Apesar de recentes, os estudos produzidos no Brasil contribuíram [e contribuem] de forma significativa para o enriquecimento dos debates sobre os movimentos sociais aqui existentes, transmitindo informações preciosas para o conhecimento mais detalhado da temática. Nesse ensejo podemos destacar como pioneiros nos estudos José Álvaro Moisés e Maria Glória Gohn, com trabalhos significativos e de elevada importância para a sociedade.
A presença dos movimentos sociais é uma constante na história política do país, entretanto é cheia de avanços e retrocessos.
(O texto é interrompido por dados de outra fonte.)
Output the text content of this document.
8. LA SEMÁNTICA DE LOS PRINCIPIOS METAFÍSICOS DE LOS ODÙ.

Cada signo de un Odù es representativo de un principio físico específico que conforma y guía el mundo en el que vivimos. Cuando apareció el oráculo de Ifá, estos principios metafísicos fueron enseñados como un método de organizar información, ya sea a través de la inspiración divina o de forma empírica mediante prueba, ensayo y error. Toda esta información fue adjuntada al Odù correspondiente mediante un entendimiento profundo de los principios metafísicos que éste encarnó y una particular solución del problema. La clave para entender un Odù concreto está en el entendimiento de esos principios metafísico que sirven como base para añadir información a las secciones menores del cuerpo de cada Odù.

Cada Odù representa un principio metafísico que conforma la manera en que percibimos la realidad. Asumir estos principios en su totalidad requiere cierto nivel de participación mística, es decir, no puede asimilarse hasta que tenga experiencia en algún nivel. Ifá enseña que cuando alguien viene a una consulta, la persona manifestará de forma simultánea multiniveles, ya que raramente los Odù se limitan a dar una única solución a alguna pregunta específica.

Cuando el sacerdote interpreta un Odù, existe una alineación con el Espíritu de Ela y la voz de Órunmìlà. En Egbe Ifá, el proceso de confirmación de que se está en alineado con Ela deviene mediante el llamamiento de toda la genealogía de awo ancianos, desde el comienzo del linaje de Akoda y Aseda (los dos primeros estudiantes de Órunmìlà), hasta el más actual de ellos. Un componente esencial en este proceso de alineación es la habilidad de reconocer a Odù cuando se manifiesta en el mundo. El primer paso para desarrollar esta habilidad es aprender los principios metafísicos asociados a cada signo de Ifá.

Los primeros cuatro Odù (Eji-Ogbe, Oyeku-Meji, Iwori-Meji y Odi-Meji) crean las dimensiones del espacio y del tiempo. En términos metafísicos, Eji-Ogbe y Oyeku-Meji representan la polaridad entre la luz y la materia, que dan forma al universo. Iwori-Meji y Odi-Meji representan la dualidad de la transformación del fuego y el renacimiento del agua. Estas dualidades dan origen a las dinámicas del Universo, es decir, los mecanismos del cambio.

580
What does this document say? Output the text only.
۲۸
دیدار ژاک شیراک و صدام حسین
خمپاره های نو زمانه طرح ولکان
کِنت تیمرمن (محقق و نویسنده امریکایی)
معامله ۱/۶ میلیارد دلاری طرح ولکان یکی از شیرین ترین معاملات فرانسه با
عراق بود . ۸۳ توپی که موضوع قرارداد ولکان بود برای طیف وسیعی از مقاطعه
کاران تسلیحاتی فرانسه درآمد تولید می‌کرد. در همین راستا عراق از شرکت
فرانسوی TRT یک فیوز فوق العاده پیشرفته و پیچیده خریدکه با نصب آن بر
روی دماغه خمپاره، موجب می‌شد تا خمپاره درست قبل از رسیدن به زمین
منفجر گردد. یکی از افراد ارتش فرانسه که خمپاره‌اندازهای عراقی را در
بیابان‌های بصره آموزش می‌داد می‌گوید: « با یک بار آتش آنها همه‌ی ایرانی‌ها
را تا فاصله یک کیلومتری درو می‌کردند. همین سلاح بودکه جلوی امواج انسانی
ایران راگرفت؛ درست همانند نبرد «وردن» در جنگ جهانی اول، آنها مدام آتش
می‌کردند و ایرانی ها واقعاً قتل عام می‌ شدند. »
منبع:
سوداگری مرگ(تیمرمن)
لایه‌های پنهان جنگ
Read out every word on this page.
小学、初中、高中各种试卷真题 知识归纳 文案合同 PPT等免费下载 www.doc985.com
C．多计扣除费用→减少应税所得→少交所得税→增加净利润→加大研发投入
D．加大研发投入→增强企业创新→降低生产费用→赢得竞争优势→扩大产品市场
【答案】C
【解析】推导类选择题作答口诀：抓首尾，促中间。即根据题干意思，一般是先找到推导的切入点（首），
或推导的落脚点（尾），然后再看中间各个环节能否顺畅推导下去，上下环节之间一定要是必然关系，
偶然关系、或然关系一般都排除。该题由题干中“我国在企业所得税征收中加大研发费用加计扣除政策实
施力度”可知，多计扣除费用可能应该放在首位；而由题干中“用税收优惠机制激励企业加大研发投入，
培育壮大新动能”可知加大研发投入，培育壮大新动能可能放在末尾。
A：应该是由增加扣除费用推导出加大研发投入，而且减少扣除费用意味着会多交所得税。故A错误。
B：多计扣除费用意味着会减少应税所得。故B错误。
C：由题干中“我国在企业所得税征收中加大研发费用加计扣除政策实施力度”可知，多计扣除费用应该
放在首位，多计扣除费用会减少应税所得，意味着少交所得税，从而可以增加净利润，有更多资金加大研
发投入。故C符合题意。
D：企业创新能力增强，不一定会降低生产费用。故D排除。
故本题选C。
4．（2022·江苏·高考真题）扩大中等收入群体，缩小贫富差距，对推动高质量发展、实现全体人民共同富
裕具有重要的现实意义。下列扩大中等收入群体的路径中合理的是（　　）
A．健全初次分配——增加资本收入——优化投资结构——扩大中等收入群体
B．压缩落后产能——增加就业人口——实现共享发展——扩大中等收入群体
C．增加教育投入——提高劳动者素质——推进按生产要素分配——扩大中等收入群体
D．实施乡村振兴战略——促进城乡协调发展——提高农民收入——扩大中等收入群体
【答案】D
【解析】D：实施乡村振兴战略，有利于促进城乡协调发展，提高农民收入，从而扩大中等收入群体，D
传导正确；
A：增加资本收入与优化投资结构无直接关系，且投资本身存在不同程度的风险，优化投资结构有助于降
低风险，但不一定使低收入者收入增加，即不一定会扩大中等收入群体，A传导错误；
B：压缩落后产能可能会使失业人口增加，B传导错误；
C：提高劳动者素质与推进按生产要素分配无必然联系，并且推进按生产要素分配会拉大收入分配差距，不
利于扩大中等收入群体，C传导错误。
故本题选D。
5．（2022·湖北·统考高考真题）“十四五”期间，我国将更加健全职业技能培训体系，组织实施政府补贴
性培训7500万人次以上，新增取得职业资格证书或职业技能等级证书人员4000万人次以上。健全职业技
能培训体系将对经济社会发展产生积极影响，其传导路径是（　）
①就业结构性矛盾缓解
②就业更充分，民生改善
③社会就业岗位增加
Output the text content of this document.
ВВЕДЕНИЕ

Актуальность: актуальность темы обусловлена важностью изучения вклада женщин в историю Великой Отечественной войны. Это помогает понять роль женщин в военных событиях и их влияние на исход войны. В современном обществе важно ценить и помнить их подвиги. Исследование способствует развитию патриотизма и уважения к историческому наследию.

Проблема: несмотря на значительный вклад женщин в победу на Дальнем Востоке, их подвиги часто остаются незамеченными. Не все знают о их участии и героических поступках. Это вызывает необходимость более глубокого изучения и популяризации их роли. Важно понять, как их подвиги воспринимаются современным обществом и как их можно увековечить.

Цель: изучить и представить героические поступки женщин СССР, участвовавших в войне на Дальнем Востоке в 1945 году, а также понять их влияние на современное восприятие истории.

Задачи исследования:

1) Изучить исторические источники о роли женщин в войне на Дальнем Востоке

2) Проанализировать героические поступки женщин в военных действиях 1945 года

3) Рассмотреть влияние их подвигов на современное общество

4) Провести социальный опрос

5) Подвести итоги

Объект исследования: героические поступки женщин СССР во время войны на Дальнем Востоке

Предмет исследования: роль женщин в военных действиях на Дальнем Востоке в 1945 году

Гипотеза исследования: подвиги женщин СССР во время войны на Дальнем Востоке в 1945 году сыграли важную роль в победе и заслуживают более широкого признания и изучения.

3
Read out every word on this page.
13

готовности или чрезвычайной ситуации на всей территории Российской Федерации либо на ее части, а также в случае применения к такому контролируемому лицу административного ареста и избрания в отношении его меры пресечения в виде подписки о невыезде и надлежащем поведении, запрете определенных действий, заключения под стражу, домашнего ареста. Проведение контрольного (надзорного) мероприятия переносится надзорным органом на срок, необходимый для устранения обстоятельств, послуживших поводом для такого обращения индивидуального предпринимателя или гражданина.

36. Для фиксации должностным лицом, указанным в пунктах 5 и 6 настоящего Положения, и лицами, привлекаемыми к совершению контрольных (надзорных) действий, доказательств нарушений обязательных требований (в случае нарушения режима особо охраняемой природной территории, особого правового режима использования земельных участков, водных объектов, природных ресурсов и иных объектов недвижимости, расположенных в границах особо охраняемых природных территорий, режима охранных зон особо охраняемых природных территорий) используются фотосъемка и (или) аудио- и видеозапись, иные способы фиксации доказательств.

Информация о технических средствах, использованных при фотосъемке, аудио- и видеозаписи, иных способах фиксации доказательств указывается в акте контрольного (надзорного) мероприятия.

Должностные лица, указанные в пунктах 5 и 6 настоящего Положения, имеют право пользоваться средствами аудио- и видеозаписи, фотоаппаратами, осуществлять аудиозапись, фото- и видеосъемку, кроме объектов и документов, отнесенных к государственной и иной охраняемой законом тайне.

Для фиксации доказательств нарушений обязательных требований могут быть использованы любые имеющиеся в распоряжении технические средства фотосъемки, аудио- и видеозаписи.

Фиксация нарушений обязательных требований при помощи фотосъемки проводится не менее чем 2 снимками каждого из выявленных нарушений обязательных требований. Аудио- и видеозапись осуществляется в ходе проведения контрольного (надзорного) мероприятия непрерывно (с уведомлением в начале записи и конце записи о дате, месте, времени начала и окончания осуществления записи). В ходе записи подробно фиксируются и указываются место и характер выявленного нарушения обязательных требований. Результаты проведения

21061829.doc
O mais importante, porém, é destacar esse campo de força sócio-político e o reconhecimento que suas ações impulsionam mudanças sociais diversas. A trajetória de lutas por eles construídas delimita interesses, identidades, subjetividades e projetos de grupos sociais.
No Brasil, a partir de 1990, os movimentos sociais começaram a dar origem a outras formas de organizações populares, mais institucionalizadas, voltadas para atender o interesse da sociedade, como a criação do Estatuto da Cidade, o Fórum da Participação Popular e o Orçamento participativo, todos com o intuito de criar práticas evolutivas para toda a sociedade.
Atualmente os movimentos são elementos fundamentais na sociedade, são agentes construtores de uma nova ordem social e não agentes de perturbação da ordem, como as antigas análises conservadoras os descreviam, ou como ainda são tratados na atualidade por políticos tradicionais e/ou antiquados.
Muitos desses movimentos têm ações expressivas, como os de lutas pelo acesso a terra e por sua posse, pela moradia, evidentes nas invasões e ocupações de fazendas e casas ou prédios abandonados; os movimentos de gênero (relação homem/mulher); os movimentos homossexuais; os movimentos afro-brasileiros e o movimento indígena, considerados, estes dois últimos, movimentos identitários e culturais, ou seja, possuem uma identidade comum conferida a todos os integrantes, centrada em valores étnicos e raciais.
Podemos constatar também a existência de novos movimentos, na mesma escala dos identitários, os denominados movimentos geracionais, onde se contata a figura principal dos jovens e seus movimentos culturais expressos em forma de música, como o Hip Hop, o Rap e a Street Dance, o Funk, entre outros.
E por que não falarmos em um movimento social para a educação, mais precisamente aquela voltada para a educação de jovens e adultos?
Este certamente será nosso principal foco neste artigo, pois são eles, jovens e adultos, que mais são esquecidos pelo Sistema, pois para suster a própria sobrevivência e de suas famílias, se vêem obrigados a abandonar a escola para trabalhar, abrindo mão de um direito que lhe é assegurado por lei.
De acordo com a instituição vigente no país em seu Artigo 6º: "São direitos sociais a educação, a saúde, o trabalho, o lazer, a segurança, a previdência social, a proteção à maternidade e a infância, a assistência aos desamparados, na forma desta constituição". Contudo, sabemos que na prática, não é assim que as coisas acontecem.
O descaso com a sociedade, mais especificamente com os menos favorecidos economicamente, marginalizados, ou excluídos, é tão bizarro que chega a revoltar e causar indignação, diante das constantes falta de respeito pelo ser humano.
Na educação não é diferente. Em tese, o Estado tem por obrigação prover educação para todo o povo brasileiro, sem exclusão, como podemos ver na Lei de Diretrizes e Bases da Educação (1996), que diz em seu Artigo 2º:

A educação, dever da família e do Estado, inspirada nos princípios de liberdade e nos ideais de solidariedade humana, tem por finalidade o pleno desenvolvimento do educando, seu preparo para o exercício da cidadania e sua qualificação para o trabalho. (LDB, 1996)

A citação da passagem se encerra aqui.